Like all the now-independent countries in the Balkan region, Montenegro has a long history of rule by numerous conquerors, notably the Roman Empire, the Republic of Venice, the Ottoman Empire and, just before World War One, Austria-Hungary.
Since 1918, however, and the post-war formation of Yugoslavia, Montenegro has, at various times, been closely (if not always comfortably) linked with Serbia. When the Socialist Federal Republic of Yugoslavia broke up after the death of President Tito, for example, Serbia and Montenegro joined forces in an attempt to establish themselves as the Federal Republic of Yugoslavia. Their coalition during the terrible bloodshed of the 1990s Yugoslav Wars soon led to a U.N. embargo against them, however, after allegations of ethnically motivated war crimes—and in 2006 Montenegro declared itself an independent state.
So it should come as no surprise that the second leg of our April 2017 Beautiful Balkans tour is devoted to an exploration of some of the more edifying and enjoyable areas of Montenegro. Or that getting there is as simple as driving across the border from the ancient mosques and Orthodox churches of Serbia’s Novi Pazar to the 17th-century Turkish fortress settlement of Kolasin.
Following a busy morning of exploration in Novi Pazar, we’ll spend the rest of the afternoon and evening at leisure in Kolasin. Once the site of bloody battles for independence from the Ottomans, it’s now a peaceful and picturesque mountain town known for its skiing and for its beautiful surrounding forests, lakes and rivers.
After breakfast in Kolasin, we’ll drive to the nearby Christian Orthodox Moraca Monastery, built in 1252. The monastery itself is a fine example of medieval architecture, but it is best known for the frescoes in its interior, painted between the 13th and 16th centuries.
Next, we’ll drive on to the Adriatic Coast and the 2,500-year-old town of Budva. The entire town is surrounded by stone walls, complete with towers, embrasures, a citadel and fortified city gates. The most popular tourist destination in Montenegro, Budva is famed for its well-preserved old town and its Venetian architecture, featuring an assortment of medieval churches. But it’s equally well known for its collection of beautiful beaches, collectively known as the Budva Riviera. After a tour of the old town, the evening and the entire following day will be devoted to free time, providing ample opportunity to enjoy a beach day, nightclubbing, gambling in one of the casinos operated by resort hotels, or extreme sports including paragliding, bungee jumping and rafting on the River Tara, through the world’s second-deepest canyon.

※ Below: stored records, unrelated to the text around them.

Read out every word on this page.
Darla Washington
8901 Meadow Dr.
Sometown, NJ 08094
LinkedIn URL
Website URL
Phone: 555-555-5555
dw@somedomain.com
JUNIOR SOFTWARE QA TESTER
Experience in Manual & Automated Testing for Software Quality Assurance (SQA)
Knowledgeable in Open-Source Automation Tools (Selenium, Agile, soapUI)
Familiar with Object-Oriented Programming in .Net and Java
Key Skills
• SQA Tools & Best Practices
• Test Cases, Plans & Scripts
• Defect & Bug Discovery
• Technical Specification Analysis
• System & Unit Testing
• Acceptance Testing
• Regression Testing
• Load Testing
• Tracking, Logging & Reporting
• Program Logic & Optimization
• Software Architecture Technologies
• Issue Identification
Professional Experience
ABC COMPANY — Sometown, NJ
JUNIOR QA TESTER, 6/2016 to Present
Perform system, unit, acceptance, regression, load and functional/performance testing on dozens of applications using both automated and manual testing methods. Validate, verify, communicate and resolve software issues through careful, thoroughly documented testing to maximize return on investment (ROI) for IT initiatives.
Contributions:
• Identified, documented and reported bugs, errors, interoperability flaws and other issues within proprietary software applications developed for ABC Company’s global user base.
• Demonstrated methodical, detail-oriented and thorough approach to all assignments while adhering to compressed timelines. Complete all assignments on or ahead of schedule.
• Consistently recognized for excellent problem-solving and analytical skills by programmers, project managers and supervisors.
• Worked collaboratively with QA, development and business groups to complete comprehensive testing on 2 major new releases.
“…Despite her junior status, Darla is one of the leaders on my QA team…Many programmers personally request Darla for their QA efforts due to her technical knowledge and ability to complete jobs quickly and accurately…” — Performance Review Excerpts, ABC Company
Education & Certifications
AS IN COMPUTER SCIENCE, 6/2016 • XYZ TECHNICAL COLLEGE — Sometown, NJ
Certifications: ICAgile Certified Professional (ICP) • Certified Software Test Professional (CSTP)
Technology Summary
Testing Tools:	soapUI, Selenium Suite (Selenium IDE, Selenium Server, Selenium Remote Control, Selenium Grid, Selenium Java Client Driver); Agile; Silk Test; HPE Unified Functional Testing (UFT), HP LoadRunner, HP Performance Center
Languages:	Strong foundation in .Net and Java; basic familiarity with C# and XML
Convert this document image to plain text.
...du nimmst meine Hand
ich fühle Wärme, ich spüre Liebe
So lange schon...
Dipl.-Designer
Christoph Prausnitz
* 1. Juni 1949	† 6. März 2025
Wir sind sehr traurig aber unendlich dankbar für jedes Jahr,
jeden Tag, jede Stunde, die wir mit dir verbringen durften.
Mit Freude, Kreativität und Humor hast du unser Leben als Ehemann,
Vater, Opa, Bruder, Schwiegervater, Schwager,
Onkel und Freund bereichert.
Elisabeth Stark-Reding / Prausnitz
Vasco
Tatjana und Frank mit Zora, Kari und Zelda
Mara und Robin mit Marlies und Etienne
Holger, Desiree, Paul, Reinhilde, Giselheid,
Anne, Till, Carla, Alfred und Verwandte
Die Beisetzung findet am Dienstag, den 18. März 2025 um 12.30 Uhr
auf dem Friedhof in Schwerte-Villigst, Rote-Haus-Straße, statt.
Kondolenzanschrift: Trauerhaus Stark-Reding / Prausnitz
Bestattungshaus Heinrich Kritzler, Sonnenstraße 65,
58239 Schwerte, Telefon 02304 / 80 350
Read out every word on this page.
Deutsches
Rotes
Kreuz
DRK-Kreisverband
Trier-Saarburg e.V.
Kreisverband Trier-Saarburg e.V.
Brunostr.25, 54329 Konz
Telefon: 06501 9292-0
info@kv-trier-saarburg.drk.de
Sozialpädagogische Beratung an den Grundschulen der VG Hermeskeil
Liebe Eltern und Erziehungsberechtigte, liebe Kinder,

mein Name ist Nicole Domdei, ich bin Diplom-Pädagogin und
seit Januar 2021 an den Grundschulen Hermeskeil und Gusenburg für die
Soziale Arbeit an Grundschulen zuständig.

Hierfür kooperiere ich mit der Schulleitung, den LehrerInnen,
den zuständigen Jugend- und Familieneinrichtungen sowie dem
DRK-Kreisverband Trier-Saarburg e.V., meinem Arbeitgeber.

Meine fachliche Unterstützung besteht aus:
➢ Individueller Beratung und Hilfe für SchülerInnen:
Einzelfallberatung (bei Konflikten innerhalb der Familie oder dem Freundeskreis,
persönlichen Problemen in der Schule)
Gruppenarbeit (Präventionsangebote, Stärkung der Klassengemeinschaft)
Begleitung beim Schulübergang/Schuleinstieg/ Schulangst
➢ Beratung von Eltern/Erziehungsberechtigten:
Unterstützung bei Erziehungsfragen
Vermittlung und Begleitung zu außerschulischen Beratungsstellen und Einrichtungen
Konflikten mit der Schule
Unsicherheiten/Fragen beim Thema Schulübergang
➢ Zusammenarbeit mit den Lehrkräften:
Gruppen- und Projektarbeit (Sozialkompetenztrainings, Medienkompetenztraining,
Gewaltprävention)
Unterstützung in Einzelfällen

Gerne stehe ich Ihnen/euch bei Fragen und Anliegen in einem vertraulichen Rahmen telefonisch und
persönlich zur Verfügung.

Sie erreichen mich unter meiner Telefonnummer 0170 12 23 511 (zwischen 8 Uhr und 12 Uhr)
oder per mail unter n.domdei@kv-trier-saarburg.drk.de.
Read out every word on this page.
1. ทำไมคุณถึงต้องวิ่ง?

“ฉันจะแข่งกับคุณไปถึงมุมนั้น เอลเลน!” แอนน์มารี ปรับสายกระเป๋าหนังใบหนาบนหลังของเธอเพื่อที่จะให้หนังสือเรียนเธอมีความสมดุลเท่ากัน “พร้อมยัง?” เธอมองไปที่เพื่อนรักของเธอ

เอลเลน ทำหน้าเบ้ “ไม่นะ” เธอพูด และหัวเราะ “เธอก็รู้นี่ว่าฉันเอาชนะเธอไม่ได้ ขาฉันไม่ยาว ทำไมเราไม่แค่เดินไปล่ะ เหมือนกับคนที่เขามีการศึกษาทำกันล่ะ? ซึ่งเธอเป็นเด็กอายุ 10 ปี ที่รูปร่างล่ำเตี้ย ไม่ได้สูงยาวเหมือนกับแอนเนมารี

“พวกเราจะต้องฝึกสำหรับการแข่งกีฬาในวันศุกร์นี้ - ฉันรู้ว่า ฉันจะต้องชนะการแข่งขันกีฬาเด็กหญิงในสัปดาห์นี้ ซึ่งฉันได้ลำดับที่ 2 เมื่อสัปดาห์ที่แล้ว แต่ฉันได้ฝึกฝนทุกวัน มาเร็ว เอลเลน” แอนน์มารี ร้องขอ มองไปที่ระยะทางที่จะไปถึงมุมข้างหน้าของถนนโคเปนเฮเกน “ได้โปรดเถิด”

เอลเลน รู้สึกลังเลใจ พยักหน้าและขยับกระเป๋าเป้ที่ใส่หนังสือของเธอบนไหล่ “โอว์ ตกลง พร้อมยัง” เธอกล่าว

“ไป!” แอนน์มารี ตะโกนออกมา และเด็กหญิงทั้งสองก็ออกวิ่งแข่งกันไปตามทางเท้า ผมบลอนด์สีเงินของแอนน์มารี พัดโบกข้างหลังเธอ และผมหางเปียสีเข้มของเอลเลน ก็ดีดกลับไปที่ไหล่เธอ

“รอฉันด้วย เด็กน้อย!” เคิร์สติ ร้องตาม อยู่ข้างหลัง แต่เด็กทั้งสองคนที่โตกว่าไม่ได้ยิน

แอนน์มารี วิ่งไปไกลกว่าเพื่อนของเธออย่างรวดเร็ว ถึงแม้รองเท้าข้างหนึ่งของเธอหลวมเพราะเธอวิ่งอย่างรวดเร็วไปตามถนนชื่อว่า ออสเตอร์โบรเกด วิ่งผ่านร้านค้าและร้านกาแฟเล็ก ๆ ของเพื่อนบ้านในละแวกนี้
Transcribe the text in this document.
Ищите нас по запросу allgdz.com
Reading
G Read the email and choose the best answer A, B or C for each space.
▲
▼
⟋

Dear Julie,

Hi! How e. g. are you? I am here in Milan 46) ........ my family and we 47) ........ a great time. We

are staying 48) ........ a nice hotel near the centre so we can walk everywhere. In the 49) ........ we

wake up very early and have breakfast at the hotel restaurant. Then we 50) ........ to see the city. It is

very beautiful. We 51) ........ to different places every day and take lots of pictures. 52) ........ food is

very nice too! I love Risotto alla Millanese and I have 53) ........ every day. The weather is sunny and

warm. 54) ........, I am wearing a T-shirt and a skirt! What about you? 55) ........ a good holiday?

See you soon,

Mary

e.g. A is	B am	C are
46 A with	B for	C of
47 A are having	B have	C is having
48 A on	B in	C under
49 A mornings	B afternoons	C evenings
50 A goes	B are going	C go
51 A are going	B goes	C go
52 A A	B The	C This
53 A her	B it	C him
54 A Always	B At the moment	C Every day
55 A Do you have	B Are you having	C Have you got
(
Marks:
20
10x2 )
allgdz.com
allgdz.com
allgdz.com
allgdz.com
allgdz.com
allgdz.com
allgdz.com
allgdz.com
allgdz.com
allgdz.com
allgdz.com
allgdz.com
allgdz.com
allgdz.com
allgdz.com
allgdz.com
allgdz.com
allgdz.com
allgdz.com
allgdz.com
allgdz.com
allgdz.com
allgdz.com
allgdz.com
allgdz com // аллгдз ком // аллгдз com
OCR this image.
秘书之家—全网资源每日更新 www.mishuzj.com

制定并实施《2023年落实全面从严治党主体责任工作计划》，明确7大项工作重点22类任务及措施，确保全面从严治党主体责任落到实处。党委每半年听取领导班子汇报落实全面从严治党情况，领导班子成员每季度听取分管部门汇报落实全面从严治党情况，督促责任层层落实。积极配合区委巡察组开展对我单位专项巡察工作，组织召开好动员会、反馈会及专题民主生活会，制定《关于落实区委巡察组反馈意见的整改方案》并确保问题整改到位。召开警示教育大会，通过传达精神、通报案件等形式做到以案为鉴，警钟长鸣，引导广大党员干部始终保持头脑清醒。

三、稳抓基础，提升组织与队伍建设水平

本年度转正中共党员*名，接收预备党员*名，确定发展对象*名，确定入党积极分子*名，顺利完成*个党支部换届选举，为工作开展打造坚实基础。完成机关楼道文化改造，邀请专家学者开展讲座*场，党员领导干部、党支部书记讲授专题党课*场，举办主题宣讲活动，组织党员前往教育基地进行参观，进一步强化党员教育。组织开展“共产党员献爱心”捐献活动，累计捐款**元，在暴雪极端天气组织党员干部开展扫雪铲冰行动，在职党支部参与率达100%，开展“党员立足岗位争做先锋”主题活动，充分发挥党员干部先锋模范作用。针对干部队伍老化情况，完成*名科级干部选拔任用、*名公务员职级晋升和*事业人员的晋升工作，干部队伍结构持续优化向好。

For our final day in Montenegro, we’ll drive north along the coast to the walled medieval city of Kotor. A UNESCO World Heritage Site, the picturesque old city was built between the 12th and 14th centuries and featuring a wealth of Middle Ages architecture and monuments. We’ll visit the early 17th-century Clock Tower in the main square and the nearby pyramid that once supported the town’s pillory. Then we’ll weave our way through the twisting, turning streets to for a visit to the 11th-century St. Triphun’s Cathedral. We’ll have optional free time for lunch, which you might choose to enjoy in one of Kotor’s many charming cafes, restaurants and pubs. Or if you’re feeling frisky, consider climbing the 1,350 steps leading to the top of the mountain the city is built on for a stunning panorama of the Bay of Kotor and a bird’s-eye view of the maze-like town you’ve just explored.